La persistance de la menace intérieure est d'autant plus importante qu'Internet et les réseaux sociaux demeurent le lieu privilégié d'expression et de circulation de la propagande islamiste et djihadiste.

1. La force de la propagande de Daech

Par les canaux auxquels elle recourt comme par son contenu, la propagande de Daech apparaît aussi sophistiquée qu'efficace. Maîtrisant parfaitement les nouvelles technologies de l'information et les codes de la communication moderne, l'EI a su toucher un public très large à travers la production de contenus diversifiés, notamment des productions audiovisuelles ultra-violentes, et une utilisation habile des réseaux sociaux.

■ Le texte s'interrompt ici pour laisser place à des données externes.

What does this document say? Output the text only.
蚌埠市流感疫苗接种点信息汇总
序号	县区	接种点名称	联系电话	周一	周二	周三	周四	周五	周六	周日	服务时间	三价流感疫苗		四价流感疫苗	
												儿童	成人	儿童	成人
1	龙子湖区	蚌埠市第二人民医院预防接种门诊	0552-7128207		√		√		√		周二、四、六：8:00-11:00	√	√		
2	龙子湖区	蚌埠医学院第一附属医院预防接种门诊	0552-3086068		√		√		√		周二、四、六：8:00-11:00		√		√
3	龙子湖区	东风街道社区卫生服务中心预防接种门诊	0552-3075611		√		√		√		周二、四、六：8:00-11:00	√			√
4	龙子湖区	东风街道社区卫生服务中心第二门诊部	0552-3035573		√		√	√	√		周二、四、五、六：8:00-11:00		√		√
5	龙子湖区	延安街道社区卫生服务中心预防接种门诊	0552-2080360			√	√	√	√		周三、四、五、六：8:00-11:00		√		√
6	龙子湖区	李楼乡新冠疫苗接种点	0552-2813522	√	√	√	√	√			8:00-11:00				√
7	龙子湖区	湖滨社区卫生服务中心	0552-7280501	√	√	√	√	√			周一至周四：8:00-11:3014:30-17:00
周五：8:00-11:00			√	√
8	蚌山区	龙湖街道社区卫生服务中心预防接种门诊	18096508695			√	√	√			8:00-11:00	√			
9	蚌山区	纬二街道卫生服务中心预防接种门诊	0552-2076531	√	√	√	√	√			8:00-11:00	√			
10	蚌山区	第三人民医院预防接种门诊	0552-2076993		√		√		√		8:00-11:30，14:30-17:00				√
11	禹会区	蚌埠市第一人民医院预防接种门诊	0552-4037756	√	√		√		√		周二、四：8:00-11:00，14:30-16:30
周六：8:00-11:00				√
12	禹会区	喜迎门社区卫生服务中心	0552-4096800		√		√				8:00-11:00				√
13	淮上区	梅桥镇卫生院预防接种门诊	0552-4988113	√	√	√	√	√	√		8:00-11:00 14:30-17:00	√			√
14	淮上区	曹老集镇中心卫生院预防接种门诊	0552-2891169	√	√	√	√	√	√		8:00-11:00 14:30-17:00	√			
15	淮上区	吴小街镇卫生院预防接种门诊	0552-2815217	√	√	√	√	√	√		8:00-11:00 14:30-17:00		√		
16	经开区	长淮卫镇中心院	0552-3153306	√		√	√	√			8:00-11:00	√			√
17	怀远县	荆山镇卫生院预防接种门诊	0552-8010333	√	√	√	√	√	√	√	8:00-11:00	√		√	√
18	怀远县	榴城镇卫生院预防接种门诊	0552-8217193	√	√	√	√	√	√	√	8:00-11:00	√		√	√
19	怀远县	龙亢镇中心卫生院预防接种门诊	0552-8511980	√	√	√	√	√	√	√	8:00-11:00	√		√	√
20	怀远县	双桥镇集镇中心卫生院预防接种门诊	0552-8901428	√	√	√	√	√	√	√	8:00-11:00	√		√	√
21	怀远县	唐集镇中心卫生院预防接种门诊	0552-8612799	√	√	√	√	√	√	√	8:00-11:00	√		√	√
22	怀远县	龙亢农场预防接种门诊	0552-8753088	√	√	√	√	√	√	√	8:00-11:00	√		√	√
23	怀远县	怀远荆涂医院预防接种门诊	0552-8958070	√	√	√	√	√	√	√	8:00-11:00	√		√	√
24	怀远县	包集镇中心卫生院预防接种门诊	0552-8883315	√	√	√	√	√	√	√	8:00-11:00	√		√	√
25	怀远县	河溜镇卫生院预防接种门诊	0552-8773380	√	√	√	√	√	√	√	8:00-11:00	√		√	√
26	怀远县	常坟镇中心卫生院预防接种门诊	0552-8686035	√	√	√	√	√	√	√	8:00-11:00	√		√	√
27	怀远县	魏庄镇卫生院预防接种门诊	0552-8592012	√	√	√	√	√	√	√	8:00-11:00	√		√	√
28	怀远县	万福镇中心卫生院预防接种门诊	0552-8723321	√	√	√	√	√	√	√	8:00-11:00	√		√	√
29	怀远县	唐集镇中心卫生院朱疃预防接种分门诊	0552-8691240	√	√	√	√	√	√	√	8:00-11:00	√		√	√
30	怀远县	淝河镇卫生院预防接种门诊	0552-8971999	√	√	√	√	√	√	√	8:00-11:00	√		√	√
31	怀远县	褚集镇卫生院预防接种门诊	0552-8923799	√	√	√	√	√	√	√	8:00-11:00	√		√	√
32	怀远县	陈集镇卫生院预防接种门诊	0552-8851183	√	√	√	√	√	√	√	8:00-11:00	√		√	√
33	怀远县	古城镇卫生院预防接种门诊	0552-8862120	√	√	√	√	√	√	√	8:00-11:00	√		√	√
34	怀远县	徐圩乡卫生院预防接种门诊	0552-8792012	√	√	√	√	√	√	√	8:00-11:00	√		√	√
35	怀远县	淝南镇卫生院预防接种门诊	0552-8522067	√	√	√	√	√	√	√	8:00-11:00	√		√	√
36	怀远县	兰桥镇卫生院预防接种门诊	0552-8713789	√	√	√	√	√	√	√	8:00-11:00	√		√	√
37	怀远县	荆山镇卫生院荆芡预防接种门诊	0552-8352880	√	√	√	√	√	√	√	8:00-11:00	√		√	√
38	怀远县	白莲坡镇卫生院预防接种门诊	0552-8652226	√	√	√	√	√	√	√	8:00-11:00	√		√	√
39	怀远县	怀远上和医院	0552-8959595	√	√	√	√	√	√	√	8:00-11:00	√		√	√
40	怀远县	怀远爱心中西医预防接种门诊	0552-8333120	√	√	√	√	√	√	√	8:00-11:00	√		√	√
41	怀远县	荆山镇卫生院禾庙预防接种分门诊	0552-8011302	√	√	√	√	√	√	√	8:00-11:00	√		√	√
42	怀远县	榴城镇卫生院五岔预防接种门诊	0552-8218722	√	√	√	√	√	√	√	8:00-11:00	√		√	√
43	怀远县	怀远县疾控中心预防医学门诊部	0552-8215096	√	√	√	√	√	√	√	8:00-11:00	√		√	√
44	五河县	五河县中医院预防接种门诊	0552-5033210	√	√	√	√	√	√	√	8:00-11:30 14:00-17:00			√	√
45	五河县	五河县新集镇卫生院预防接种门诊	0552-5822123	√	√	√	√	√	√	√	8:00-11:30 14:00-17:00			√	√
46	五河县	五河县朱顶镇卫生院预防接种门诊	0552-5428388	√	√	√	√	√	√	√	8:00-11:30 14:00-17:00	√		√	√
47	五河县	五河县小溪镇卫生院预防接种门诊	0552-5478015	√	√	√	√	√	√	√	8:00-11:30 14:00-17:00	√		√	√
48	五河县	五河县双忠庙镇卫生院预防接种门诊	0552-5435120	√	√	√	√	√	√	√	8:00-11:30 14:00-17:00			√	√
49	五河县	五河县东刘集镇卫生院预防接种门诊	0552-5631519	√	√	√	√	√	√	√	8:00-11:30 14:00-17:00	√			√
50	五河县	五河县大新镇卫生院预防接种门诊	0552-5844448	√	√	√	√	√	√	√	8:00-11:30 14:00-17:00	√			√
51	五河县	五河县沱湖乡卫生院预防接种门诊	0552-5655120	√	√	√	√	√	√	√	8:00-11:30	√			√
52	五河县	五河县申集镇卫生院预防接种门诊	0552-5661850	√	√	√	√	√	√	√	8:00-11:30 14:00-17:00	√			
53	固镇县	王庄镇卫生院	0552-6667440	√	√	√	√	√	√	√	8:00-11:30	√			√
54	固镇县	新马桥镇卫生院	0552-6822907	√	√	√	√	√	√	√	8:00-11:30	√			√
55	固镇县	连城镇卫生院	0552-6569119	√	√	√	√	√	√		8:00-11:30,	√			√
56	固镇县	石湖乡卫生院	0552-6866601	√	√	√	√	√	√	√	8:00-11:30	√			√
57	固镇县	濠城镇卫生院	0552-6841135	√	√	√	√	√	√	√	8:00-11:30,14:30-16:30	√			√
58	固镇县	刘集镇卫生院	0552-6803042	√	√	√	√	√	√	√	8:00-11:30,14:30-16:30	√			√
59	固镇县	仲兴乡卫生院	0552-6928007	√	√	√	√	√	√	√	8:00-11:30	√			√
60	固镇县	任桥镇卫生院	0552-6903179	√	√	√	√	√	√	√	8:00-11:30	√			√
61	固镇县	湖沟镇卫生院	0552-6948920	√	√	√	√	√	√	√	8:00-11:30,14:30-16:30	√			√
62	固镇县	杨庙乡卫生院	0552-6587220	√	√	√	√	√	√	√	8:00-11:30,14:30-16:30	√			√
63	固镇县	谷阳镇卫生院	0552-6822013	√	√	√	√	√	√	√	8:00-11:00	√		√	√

L'activité médiatique de l'EI, qui requiert un niveau de compétences et de ressources important, a certes subi les effets du recul territorial de l'organisation : le rythme de diffusion de ses contenus de propagande a sensiblement baissé après la chute de Raqqa. Selon M. Nicolas Hénin, ancien journaliste, les activités de propagande en ligne de Daech ont cependant repris, et les flux en provenance d'Al-Qaïda compensent désormais le déclin de ceux de l'EI.

a) Des outils de communication maîtrisés

Les organisations djihadistes recourent à l'ensemble des canaux de diffusion et d'échange de contenus disponibles dans le champ médiatique et sur Internet - organes de presse, chaînes de télévision, sites Internet, réseaux sociaux, sites d'hébergement de vidéos ou encore messageries - pour assurer la propagation de supports variés - messages écrits, enregistrements audio, vidéos, photographies ou encore tutoriels en ligne.

Ces différents vecteurs de propagande peuvent être analysés en trois niveaux de diffusion.

· Il existe en premier lieu des sites Internet ou des chaînes de télévisions dédiés à la diffusion de l'idéologie salafiste dans sa version djihadiste, ainsi qu'à la pensée d'autorités religieuses. Ces canaux visent à définir le cadre, l'agenda et les grandes orientations des mouvements terroristes. Ils s'adressent généralement à un public déjà averti et sont relativement peu fréquentés par la masse des sympathisants, généralement moins versés dans les questions de doctrine et d'organisation.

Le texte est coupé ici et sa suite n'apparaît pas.